We aim to treat medical transport like every other area of healthcare and give patients the chance to use their healthcare benefits. If proven, in-network options are available, why wouldn’t they always be the first choice?
– Ken Van Cara, CEO Alacura
Pain Point #4: More Administrative Work for Hospitals
Coordinating medical transports is a significant distraction from a hospital’s primary focus: patient care. Without an established system, hospital staff are forced to spend time juggling transportation providers and securing approvals, which slows patient throughput and diverts clinical focus.
The Solution:
Alacura’s Rapid Transport Response platform provides hospitals with a go-to resource for coordinating bedside-to-bedside transports. The result is less administrative work, faster patient throughput, and a smoother, more efficient payment process.
Pain Point #5: Compliance With the No Surprises Act
The No Surprises Act was designed to protect patients from exorbitant bills, but its Independent Dispute Resolution (IDR) process has become a source of inflated financial rewards for providers.
For medical transports, over 90% of air transport billing disputes are resolved through IDR, and providers win most of them, often at rates that are 10 times higher than Medicare benchmarks. This trickles down to increase healthcare costs for everyone.

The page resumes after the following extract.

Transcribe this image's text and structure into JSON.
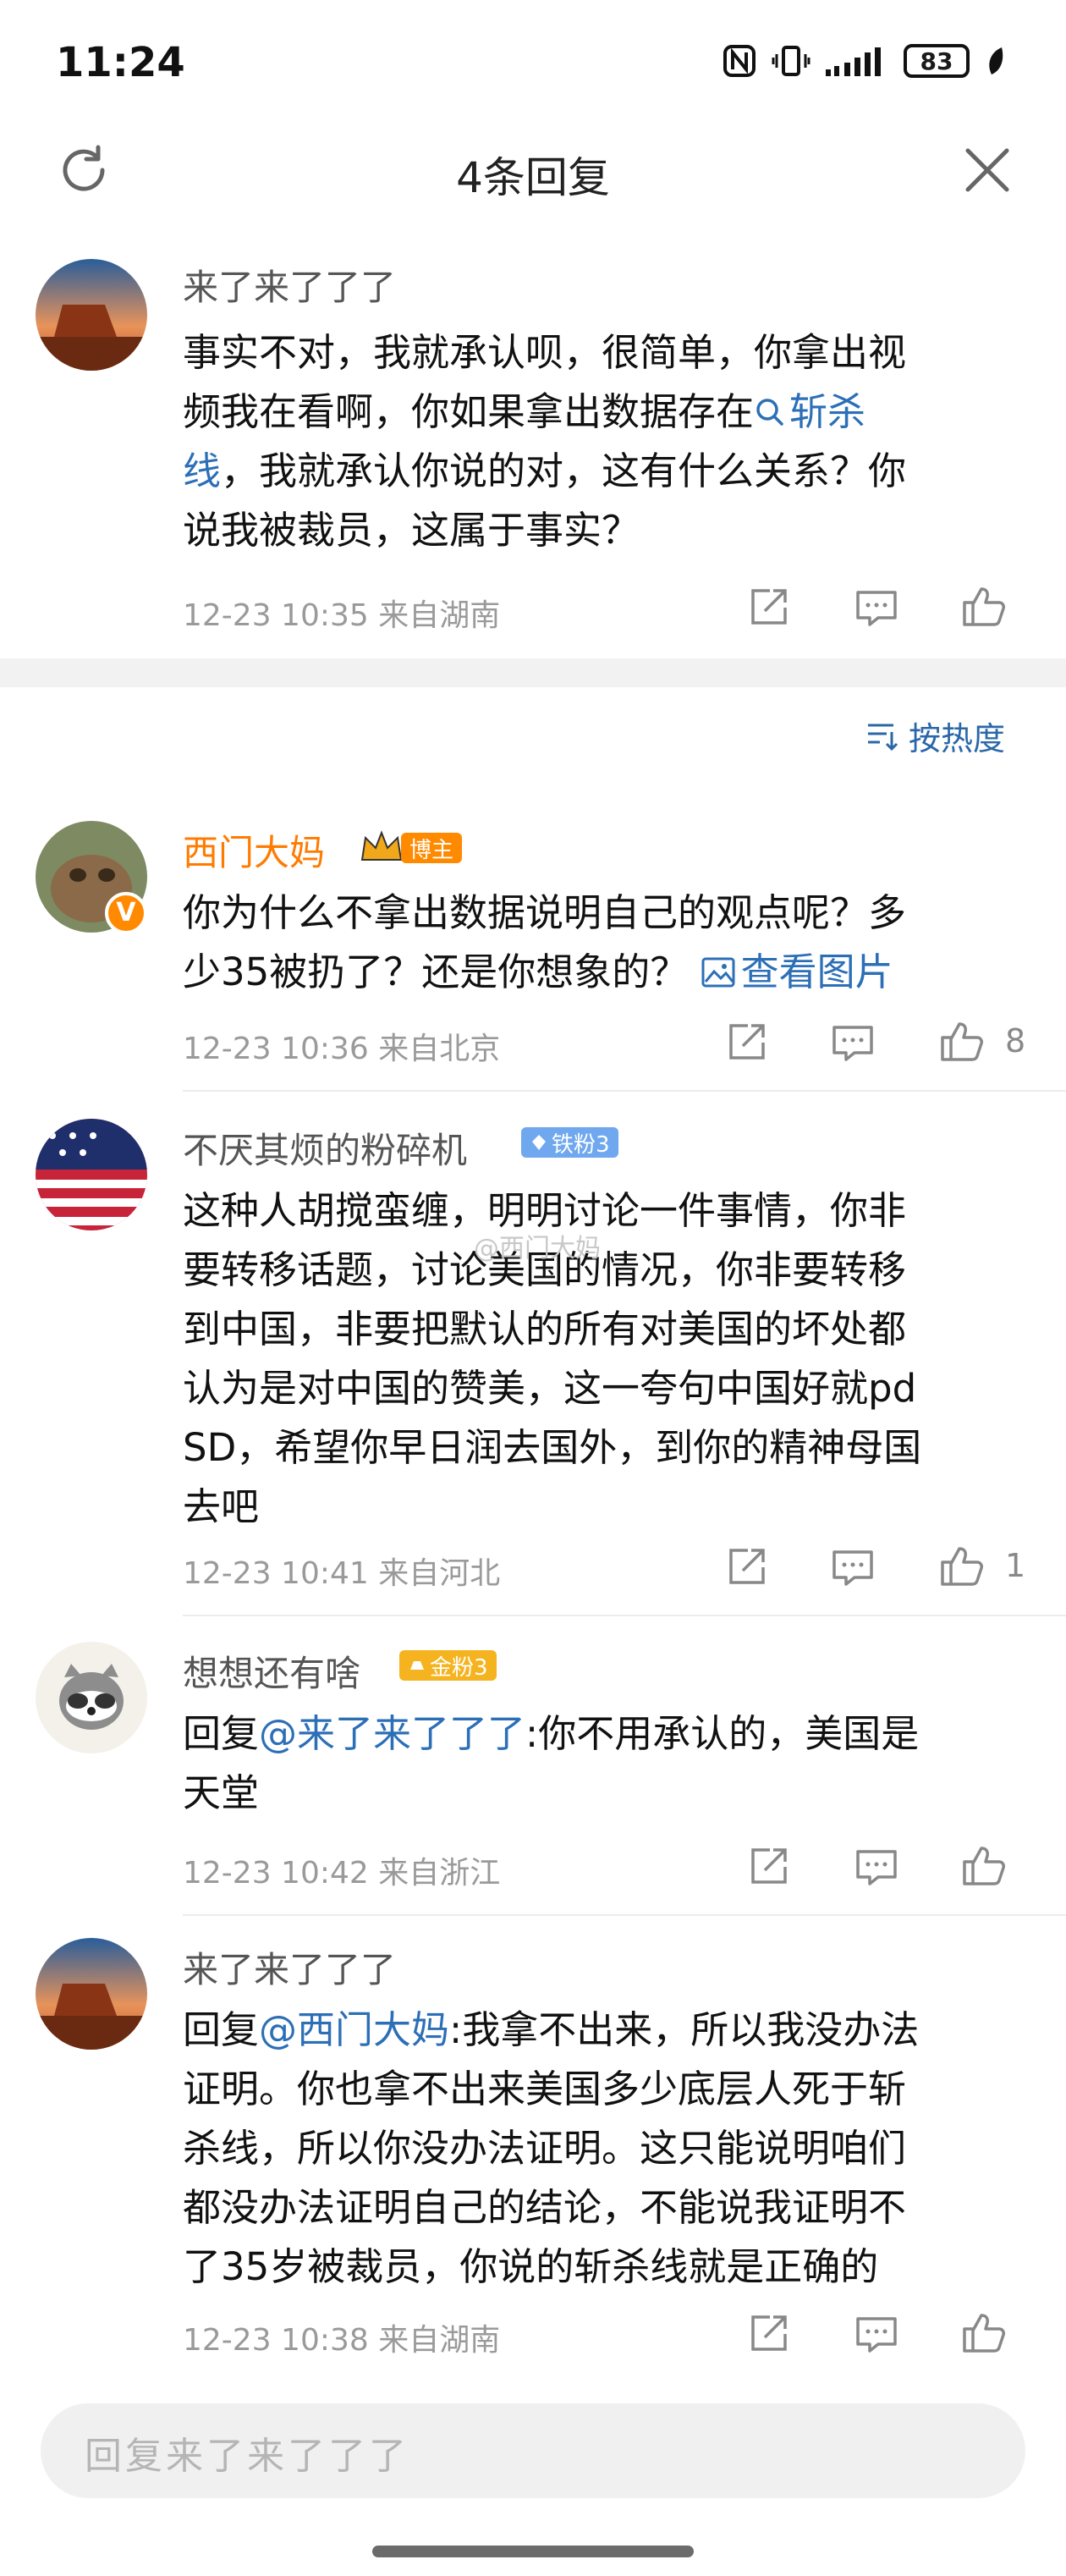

As BCBS Association President and CEO Kim Keck expressed in a recent LinkedIn post, “IDR has been exploited—adding billions in unnecessary payments, driving up premiums for struggling families.”
The Solution
Alacura keeps transports in-network, helping health plans avoid costly IDR disputes. If Alacura can review and sign off on a transport plan ahead of time, it’s disqualified from IDR arbitration down the road, a significant perk considering the rewards being handed out by IDR.
Conclusion
Medical transportation is a critical part of patient care, yet it has long operated without any universal rules or structure. The result is a patchwork system with gaps that lead to added risk, work, and expense for patients, hospitals, and health plans.
Alacura brings order and clarity to this fragmented space. With a single-point-of-contact platform and a clinically led approach, every transport is safe, timely, and in-network. Instead of confusion and frustration, Alacura delivers efficiency, value, and peace of mind to every trip.